«Ваше второе письмо я получил. Оно полно отчаяния, но отчаяние — плохой советчик в жизни. Конечно, ваше положение тяжелое, но ведь и преступление не легче. По правде сказать, я только сейчас, после вашего второго письма, сумел дочитать до конца первое: слишком в нем много такой грязи, о которую не хотелось мараться. Вы меня простите за эти слова, я не белоручка и имею дело с разными судьбами и разбираюсь в них, но разбираться в ваших встречах с девушкой, которая вела такой же беспутный образ жизни, как и вы, разбираться, простите, что было по согласию, что не по согласию, мне было противно и противно говорить об этом сейчас. Я не могу и не хочу в этом разбираться, это сделал суд. А какие же можно предъявлять претензии суду, если сама девушка назвала вас там насильником? Если она вас оклеветала, кто же это может доказать, не водитесь черт знает с кем, умейте разбираться в людях, учитесь этому. А для этого самому надо быть чище и выше.
Отсюда вытекает мой человеческий и даже отеческий совет. Оглядите свою прошлую жизнь, поймите ее грязь и безобразие и работайте над тем, чтобы перестроить себя, это — задача вашей жизни. Таким, каким вы были, жить действительно нельзя и не следует, с этим я согласен. Это голос здоровой человеческой совести. Но я уверен, что, если вы сами об этом думаете, значит, совесть у вас еще есть. Укрепляйте ее, развивайте и выходите на волю чистым и честным. Срок у вас, конечно, большой, но здесь ничего не поделаешь: закон есть закон. А поэтому не будьте малодушны, не впадайте в отчаяние и начинайте работать над собой, жизнь ваша еще впереди».

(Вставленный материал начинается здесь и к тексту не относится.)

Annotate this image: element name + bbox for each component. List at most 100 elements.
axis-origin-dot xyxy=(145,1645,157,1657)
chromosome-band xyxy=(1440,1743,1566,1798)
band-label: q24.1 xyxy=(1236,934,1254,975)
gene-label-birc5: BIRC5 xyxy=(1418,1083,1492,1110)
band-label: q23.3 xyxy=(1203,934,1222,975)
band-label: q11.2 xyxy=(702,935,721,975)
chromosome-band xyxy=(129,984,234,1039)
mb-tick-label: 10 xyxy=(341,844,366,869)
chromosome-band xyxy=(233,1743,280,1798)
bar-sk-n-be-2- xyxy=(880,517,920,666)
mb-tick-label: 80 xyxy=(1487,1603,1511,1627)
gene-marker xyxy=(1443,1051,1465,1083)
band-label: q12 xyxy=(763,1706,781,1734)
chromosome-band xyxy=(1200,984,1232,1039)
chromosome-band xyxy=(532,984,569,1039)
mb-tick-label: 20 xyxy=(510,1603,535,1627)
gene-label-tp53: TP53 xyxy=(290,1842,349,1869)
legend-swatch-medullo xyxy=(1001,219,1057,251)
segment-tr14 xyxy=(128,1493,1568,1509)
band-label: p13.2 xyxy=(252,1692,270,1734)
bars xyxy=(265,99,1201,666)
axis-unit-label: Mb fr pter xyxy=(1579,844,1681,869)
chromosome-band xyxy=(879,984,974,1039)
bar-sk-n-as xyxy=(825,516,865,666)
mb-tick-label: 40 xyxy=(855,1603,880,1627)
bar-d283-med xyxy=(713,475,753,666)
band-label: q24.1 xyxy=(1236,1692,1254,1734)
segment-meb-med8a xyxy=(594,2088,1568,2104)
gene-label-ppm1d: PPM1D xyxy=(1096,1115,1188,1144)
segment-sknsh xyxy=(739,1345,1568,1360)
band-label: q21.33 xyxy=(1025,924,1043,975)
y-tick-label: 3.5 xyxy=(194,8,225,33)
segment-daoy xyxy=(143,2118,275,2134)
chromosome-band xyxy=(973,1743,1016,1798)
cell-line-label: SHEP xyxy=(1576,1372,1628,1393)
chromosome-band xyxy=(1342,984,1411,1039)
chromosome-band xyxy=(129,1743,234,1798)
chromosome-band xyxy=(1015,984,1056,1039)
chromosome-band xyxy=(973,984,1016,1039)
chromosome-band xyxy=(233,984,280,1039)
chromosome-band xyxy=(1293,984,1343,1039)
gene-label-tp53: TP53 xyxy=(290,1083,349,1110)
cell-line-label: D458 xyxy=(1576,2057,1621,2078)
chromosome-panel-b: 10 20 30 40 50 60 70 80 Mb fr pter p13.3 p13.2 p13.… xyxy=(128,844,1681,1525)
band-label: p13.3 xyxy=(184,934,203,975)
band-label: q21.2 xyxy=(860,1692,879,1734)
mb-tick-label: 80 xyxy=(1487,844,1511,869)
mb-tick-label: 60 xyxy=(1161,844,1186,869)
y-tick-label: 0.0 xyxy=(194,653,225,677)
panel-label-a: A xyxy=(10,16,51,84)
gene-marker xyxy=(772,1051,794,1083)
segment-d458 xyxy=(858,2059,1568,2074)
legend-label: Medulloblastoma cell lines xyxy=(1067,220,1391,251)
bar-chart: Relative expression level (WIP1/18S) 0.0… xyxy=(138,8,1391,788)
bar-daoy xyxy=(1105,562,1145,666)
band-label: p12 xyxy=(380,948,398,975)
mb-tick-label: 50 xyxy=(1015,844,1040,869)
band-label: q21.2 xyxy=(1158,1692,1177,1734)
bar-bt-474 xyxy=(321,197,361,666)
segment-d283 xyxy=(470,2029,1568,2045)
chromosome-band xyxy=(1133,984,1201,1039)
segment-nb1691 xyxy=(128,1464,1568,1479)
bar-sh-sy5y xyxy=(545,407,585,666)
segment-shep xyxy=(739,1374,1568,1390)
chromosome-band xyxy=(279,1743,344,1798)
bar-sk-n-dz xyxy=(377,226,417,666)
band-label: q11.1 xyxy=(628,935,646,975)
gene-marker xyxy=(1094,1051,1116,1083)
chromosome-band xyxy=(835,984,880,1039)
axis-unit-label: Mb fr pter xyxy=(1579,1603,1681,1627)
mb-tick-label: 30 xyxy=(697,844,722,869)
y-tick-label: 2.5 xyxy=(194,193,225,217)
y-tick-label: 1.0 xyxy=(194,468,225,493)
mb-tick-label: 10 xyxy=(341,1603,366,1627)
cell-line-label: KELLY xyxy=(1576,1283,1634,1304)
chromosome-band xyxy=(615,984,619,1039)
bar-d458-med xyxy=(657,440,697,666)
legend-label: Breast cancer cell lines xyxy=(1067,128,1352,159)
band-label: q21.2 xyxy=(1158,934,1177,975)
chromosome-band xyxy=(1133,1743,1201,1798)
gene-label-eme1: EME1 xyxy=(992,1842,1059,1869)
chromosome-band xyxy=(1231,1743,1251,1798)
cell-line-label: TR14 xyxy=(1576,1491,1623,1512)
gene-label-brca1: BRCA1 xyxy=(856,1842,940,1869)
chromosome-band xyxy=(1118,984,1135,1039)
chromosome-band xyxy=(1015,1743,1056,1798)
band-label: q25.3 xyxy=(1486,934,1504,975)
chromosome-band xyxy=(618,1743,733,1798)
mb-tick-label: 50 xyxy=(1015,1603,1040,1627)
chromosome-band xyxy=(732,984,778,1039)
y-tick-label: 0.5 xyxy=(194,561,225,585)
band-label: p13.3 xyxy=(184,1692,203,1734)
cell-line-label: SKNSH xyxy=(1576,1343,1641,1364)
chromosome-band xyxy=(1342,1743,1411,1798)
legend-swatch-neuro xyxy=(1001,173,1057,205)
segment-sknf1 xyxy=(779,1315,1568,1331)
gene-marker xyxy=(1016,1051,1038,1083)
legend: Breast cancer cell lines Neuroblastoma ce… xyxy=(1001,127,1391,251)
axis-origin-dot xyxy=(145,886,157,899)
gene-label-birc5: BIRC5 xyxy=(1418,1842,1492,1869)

По правде сказать, я был уверен, что парень теперь окончательно разобидится и больше я о нем не услышу, и вдруг письмо:
«Вашим ответом я доволен. Вы еще раз напомнили, до какой низости я опустился. Да, я уверен, что буду человеком, но это пятно в моей жизни ничем не сотрешь. Разрешите писать вам в год одно-два письма, хочется описать, что сделает с моей жизнью лагерь. О своем деле я не напомню никогда. Работаю добросовестно, нарушений нет. С первого сентября иду в школу, в десятый класс, — все силы на учебу. Не могу описать, но еще раз хочу сказать, что ваш ответ пришелся мне по душе. Благодарю. Желаю всего хорошего».
Но парень не сдержал слова, он написал мне не через год, а через месяц.
«Работаю слесарем-монтажником, ребята-товарищи выбрали меня в совет коллектива отряда, работаю хорошо, норму перевыполняю, нарушений нет. В свободное время читаю художественную литературу: Чехова, Бальзака, Горького. Что вы посоветуете еще прочитать? Напишите».
Что же, значит, получается? Гнев во имя добра, оказывается, тоже добро. Первое письмо, по существу правильное, ничем не обидное, но формальное и сухое, вызвало у человека упреки и взрыв отчаяния, а второе, очень строгое, суровое, жесткое, звучащее почти как приговор, но написанное от души, привело совсем к другим и совершенно неожиданным результатам: у парня «прорезался характер».
А в этом самое главное, самая основная цель воспитания, его, как говорилось выше, критическая точка — «искра́», пробуждение нравственной личности. Это же является и необходимейшей составной частью нашего, социалистического гуманизма: не только жалеть и не просто жалеть, успокаивать или прощать, но и требовать, хотеть и вызывать в нем, в самом человеке, «хотение» быть лучше. Это значит, что, может быть, и жалея его в случаях нужды, помогая и поддерживая, всемерно в то же время развивать собственные силы человека, его собственную духовную активность, его собственное устремление «вперед и выше», к горящему перед ним коммунистическому идеалу.